Pursuant to my discussion with @alexthims, I would like to put together a team to write a template for a smart contract or an application for the automatic payment of taxes and other reoccurring real life responsibilities associated with Parcel 0 and other properties. The scope of work shall include development of any associated primitives that would allow for the automatic payment of a real world liability associated with CityDAO automatically via the Blockchain. The contract(s) should be as easily duplicatable as possible so that they become a tool for future citydao parcels to automate, streamline and decentralize operations and manual administrative tasks as much as possible.
I am requesting $20,000 to bounty to developers at the standard DAO rate for development and management listed in the Development guild in CIP-69. I am also requesting an additional $30,000 be allocated for similar purposes only to be released for a specific purpose upon the approval of the planning guild (assuming CIP-69 passes).
If you are interested in the project, please contact me, and of course please hit that like button. cc: @andrewlreeve @DenverCitizen9 @Tuncay
How much time / what is the time for a human to pay the Parcel 0 taxes? Over the lifetime of the Parcel, if this amount is less than $50k this is not worth pursuing.
Also, “reoccurring real life responsibilities associated with Parcel 0” is vague. Can you elaborate on what these are?
From an engineering and design perspective, the problems that are being solved need to be clearly defined at the onset (now).

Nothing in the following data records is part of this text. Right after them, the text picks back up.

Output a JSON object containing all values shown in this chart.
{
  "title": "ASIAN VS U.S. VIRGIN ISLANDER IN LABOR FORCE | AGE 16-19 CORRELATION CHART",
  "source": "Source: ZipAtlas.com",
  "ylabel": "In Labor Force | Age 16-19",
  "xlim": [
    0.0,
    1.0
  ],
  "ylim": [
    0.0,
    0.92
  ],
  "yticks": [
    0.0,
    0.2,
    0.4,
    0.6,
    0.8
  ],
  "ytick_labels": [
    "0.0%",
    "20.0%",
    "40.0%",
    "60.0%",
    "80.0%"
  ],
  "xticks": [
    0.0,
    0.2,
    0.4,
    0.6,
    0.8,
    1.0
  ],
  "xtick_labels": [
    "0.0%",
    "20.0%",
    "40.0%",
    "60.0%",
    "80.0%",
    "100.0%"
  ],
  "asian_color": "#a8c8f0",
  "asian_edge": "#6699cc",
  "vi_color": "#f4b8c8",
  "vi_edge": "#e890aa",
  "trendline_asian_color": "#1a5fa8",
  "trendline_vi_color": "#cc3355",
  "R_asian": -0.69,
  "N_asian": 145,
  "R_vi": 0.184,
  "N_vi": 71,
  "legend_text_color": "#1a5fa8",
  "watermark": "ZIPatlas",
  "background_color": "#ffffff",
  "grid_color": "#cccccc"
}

Otherwise something gets built that doesn’t solve the problem and requires ongoing development and funding.
I get where you’re coming from wanting to automate as much of these processes as possible, but I struggle to imagine any scenario where a human can’t do it for cheaper. Not to mention software rot and resulting maintenance over the lifetime of the code.

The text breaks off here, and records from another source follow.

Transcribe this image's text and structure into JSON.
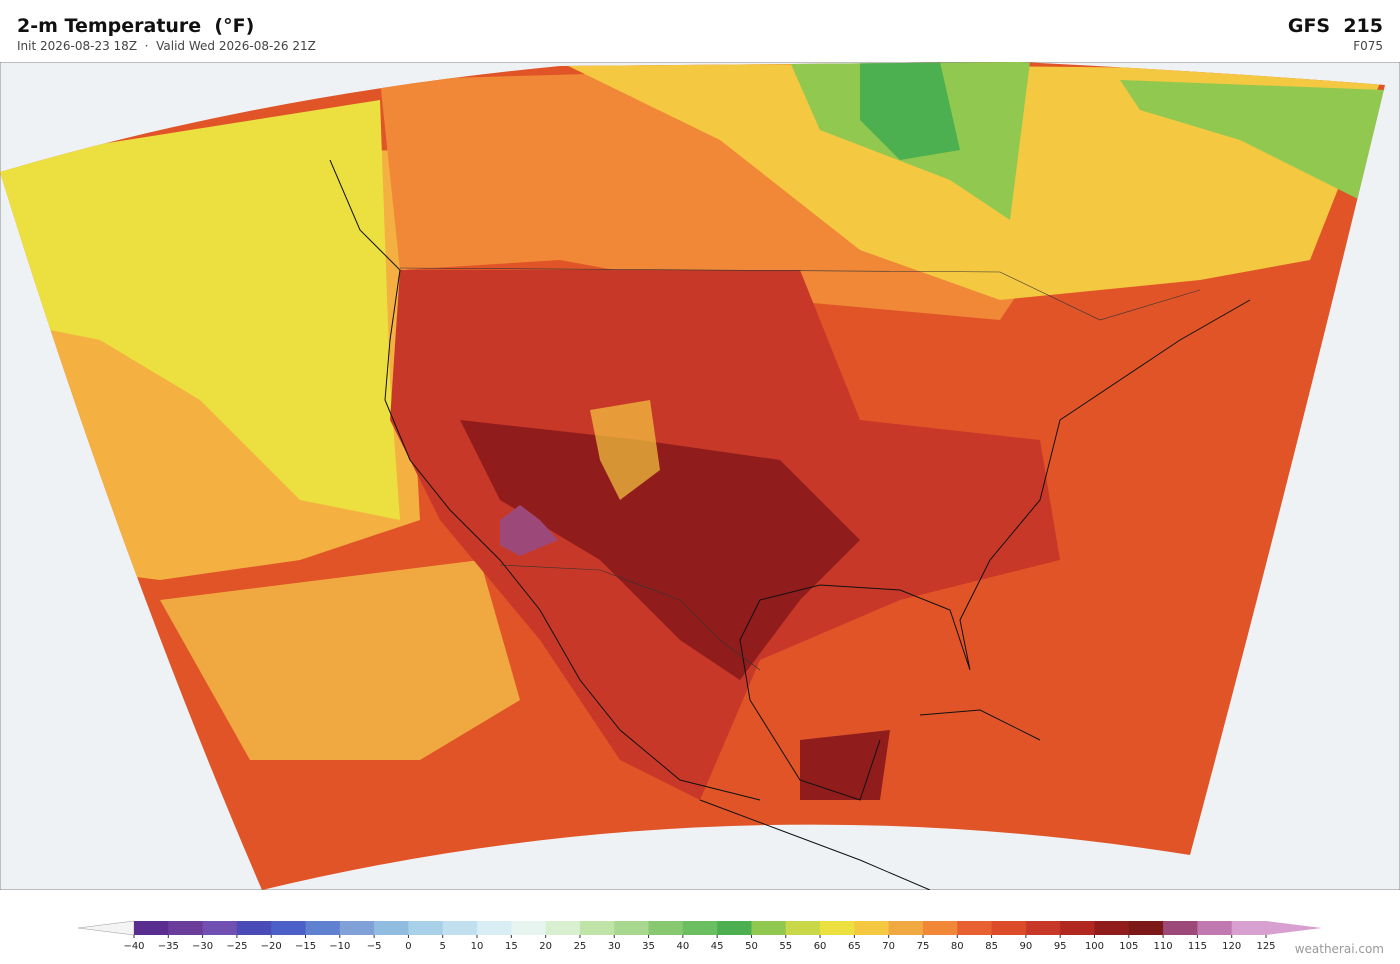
{
  "header": {
    "title": "2-m Temperature  (°F)",
    "subtitle": "Init 2026-08-23 18Z  ·  Valid Wed 2026-08-26 21Z",
    "model": "GFS  215",
    "forecast": "F075"
  },
  "colorbar": {
    "ticks": [
      {
        "value": -40,
        "label": "−40"
      },
      {
        "value": -35,
        "label": "−35"
      },
      {
        "value": -30,
        "label": "−30"
      },
      {
        "value": -25,
        "label": "−25"
      },
      {
        "value": -20,
        "label": "−20"
      },
      {
        "value": -15,
        "label": "−15"
      },
      {
        "value": -10,
        "label": "−10"
      },
      {
        "value": -5,
        "label": "−5"
      },
      0,
      5,
      10,
      15,
      20,
      25,
      30,
      35,
      40,
      45,
      50,
      55,
      60,
      65,
      70,
      75,
      80,
      85,
      90,
      95,
      100,
      105,
      110,
      115,
      120,
      125
    ],
    "colors": [
      "#5a2d91",
      "#6a3d9a",
      "#7050b0",
      "#4a4ab8",
      "#4a60c8",
      "#6080d0",
      "#80a0d8",
      "#90bce0",
      "#a8d0e8",
      "#c0e0f0",
      "#d8eef4",
      "#e8f4f0",
      "#d8f0d0",
      "#c0e4a8",
      "#a8d890",
      "#88c870",
      "#6cbf60",
      "#4caf50",
      "#90c850",
      "#c8d848",
      "#ece040",
      "#f4c840",
      "#f0a840",
      "#f08838",
      "#e86030",
      "#dc4c28",
      "#c83828",
      "#b02820",
      "#901c1c",
      "#7c1818",
      "#9c4878",
      "#c078b0",
      "#d8a0d0"
    ],
    "under_color": "#f4f4f4",
    "over_color": "#d8a0d0"
  },
  "footer": {
    "watermark": "weatherai.com"
  }
}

Are we here to hire people to push paper or to build cool things that can be duplicated and used in other DAOs and the real world. Of course we could pay a bookkeeper $500 to file this every year if it was about the work.

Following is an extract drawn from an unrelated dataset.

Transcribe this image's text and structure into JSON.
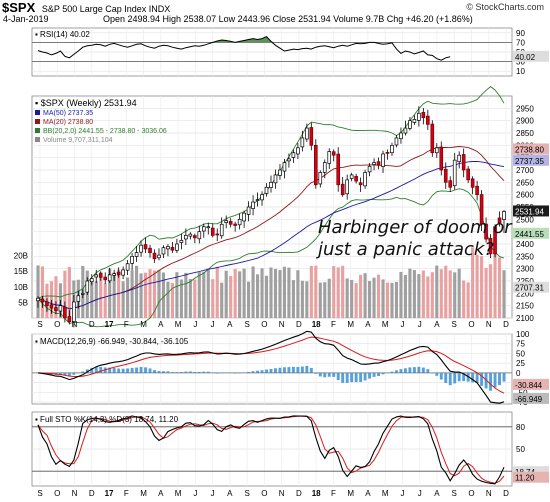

I was vague on purpose because I don’t think it should be limited to just that one use case if we can figure out something else we can bridge the gap on.
Most definitely missing some steps in here. I imagine someone else is working on something similar too, does anyone know who that might be?
I know I could get access to the API info if we made the right relationships. In fact, it could be a public record.
I think the idea is to make this a “tool” that can be easily used for future parcels and potentially made available to the greater crypto community.
I’m fully in support, there are still barriers to using crypto for real world banking and this is one that needs solving.
In generally, there isn’t a good decentralized off ramp to USD (that I’m aware of). Another big primitive that is needed is USDC to ACH payment. For use for paying bills, individual or corporate.
I kept my balance sheet in USDC at https://duchamps.io/, so I am practically familiar with crypto-banking for SMBs (to provide a definition, let’s say balance sheets under $10m).
Technically, this requires centralized-services, such as the crypto off-ramp, ACH service, and the oracle’s data ingestion pipeline. There’s no getting around these.
As such, I would decentralize access-controls to these services rather than attempting to move the business logic on-chain.
For off-ramping, for example, using a Coinbase business account with multi-factor authentication siloed amongst multiple parties that share an anti-collusion incentive, along with an immutable audit log.
yep fair distinction, I think the point still stands though that decentralized access-controls to the services don’t exist. Unless you know of projects I don’t (which is very possible).
Would be cool to see on an experimental parcel. If it is built ready to scale to any parcel or category of parcel, and the parameters for the taxes can be changed and voted on, it would give a incentive to have parcels generate income to support the DAO. Would this create a financial liability to parcel NFT owners, or would the tax be taken out in a way so that NFT owner accounts are undisturbed?